All's Well That Ends Well is amongst the least loved of Shakespeare's comedies and though there have been a couple of excellent revivals in the Swan in the past couple of decades, it's been twenty five years since the RSC last mounted it on the main stage.
Nancy Meckler rises to the challenge of communicating this tonally elusive problem play to a wider public with intelligence and aplomb in a vaguely 20th-century-dress production that confidently stresses the uncomfortable ambivalences in the piece, even if it's less successful at conjuring up the heart-catching bitter-sweetness of mood in the drama's more tentative and delicate moments.

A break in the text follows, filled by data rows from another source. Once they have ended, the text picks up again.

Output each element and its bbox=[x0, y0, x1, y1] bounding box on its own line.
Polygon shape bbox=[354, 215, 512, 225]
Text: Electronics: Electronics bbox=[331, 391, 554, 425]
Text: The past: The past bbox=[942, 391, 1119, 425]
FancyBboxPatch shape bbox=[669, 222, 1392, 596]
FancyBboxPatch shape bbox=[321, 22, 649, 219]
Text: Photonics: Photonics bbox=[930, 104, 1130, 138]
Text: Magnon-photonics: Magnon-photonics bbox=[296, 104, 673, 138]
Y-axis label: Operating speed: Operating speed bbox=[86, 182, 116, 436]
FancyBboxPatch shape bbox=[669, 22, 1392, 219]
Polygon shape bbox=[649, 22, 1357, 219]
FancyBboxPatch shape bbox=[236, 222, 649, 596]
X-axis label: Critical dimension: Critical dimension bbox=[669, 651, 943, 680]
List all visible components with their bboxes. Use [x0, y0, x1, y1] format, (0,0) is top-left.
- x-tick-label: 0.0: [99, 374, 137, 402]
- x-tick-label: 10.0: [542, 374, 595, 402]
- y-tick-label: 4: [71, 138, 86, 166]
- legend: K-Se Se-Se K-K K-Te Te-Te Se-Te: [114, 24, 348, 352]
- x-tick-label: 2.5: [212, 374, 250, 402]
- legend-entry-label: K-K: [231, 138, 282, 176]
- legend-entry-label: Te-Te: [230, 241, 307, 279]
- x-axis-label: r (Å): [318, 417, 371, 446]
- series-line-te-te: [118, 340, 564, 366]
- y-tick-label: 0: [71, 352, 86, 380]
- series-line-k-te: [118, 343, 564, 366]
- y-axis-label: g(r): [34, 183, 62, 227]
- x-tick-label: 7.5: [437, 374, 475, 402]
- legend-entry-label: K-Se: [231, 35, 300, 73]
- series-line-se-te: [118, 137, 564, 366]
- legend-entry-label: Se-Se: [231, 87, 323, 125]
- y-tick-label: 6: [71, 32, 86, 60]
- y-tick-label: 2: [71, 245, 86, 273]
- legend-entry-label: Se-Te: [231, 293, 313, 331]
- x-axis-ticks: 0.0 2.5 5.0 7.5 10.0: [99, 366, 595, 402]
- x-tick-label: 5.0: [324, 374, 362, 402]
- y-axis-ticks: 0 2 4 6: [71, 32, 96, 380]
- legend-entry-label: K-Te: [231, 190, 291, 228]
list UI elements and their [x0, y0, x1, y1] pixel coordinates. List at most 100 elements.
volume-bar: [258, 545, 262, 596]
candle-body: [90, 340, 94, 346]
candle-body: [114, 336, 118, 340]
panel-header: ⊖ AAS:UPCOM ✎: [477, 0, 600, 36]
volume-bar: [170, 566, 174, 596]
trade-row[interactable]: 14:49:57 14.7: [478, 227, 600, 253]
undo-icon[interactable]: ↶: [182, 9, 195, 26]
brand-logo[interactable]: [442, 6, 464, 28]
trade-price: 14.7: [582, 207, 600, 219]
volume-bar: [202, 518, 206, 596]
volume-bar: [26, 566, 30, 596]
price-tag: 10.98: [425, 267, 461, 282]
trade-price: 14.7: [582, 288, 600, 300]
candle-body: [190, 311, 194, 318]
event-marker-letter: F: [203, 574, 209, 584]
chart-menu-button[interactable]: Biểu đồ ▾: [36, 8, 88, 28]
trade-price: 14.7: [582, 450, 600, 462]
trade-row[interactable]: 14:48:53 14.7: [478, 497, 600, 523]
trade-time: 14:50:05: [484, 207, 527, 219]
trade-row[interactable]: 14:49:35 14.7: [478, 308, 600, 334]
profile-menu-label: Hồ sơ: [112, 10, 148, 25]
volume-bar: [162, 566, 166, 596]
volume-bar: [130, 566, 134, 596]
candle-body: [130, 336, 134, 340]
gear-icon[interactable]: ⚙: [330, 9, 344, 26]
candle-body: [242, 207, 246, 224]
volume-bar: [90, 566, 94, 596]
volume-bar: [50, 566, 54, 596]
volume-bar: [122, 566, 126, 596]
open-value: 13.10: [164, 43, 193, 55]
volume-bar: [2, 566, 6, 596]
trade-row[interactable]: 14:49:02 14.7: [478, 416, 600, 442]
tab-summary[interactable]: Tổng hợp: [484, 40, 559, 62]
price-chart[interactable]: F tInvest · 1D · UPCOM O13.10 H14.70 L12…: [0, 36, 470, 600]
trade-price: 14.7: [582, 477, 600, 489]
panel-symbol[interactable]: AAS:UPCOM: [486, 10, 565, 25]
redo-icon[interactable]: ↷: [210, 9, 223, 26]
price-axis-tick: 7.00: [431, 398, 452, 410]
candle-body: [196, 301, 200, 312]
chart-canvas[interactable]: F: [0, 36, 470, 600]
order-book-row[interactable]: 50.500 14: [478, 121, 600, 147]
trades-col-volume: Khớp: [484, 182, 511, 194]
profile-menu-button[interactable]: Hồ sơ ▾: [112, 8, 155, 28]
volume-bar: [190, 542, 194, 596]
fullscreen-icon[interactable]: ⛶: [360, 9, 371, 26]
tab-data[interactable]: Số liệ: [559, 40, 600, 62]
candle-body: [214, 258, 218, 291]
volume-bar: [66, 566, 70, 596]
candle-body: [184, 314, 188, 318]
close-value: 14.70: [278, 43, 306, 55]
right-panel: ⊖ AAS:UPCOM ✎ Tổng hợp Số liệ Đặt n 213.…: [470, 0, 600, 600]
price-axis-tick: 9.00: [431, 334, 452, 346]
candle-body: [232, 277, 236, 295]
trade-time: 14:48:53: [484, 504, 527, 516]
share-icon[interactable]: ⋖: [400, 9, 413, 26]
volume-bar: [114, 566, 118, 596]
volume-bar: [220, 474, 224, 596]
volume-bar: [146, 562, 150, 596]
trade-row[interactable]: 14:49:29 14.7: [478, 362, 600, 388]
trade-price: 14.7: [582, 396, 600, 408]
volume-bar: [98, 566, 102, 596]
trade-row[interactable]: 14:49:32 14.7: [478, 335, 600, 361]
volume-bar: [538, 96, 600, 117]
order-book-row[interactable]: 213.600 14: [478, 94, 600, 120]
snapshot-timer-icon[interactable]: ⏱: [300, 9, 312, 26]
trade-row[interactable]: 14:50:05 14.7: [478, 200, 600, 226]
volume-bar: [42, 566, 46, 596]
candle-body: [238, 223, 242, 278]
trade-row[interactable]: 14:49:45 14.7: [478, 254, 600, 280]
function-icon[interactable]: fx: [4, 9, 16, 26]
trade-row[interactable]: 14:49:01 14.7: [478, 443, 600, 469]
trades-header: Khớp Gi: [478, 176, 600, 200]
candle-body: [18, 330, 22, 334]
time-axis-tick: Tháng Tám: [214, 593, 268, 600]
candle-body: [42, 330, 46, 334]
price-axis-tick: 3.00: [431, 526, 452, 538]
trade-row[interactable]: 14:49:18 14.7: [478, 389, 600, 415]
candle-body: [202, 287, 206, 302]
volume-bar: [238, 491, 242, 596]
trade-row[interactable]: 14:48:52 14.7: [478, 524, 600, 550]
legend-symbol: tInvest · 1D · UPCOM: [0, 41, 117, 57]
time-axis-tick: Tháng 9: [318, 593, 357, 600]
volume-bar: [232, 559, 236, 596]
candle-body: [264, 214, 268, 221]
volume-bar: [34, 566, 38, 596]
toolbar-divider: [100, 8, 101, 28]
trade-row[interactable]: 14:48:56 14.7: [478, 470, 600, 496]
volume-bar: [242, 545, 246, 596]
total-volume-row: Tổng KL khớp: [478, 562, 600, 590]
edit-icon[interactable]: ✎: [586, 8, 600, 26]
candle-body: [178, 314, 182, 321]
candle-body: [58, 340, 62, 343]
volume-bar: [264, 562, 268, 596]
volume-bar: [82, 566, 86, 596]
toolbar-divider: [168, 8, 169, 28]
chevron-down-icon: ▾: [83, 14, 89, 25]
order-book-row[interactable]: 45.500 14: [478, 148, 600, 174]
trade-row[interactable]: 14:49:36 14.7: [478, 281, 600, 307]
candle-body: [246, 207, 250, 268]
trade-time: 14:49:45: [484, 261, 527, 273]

The deliberate difficulties in All's Well stem from the calculated way in which genres and value systems jar and the dictates of romance grate against the claims of psychological realism. The Countess's son, Bertram, may be a callow unprincipled snob, but when his mother's ward Helena, orphaned daughter of a renowned physician, wins the boy's hand as a reward for curing the sick King, disgust for Bertram's desertion of this still-virgin bride and his absconding to the foreign wars is complicated by the consideration that no one can love to order or cheerfully consent to being married off as a gift-wrapped prize.
In this version, Alex Waldmann doesn't underplay the hero's boorish immaturity but he deftly intimates that Bertram has started, despite himself, to have feelings for Helena before he defects. A reluctant kiss on parting turns into something more spontaneous and passionate.
The noisy, balletic war sequences show him deflecting, through the bravado of battle, unfamiliar emotions that he cannot handle. Joanna Horton captivatingly encompasses the heroine's contradictions, combining single-minded determination and an intermittent sense of election at being the channel for impersonal forces with a susceptibility to serious misgivings, as when she succumbs to tearful near-hysteria at the thought she might have driven Bertram to his death.
As false as his punctiliously waxed moustaches, Jonathan Slinger's Parolles disintegrates hilariously from gloating swaggerer to frantic, camp Northern blabbermouth and Meckler ensures that we spot the affinities between the fake ambush that exposes this braggart and the bed trick that ensnares Bertram who is here, in a touch of mitigating irony, evidently shell-shocked at the time by the news of Helena's “death”.
George Bernard Shaw described the Countess as “the most beautiful old woman's part ever written” and the excellent Charlotte Cornwell corroborates that view through a performance that richly mingles wry, humane authority and a silvery, piercing identification with the travails of a young woman in love.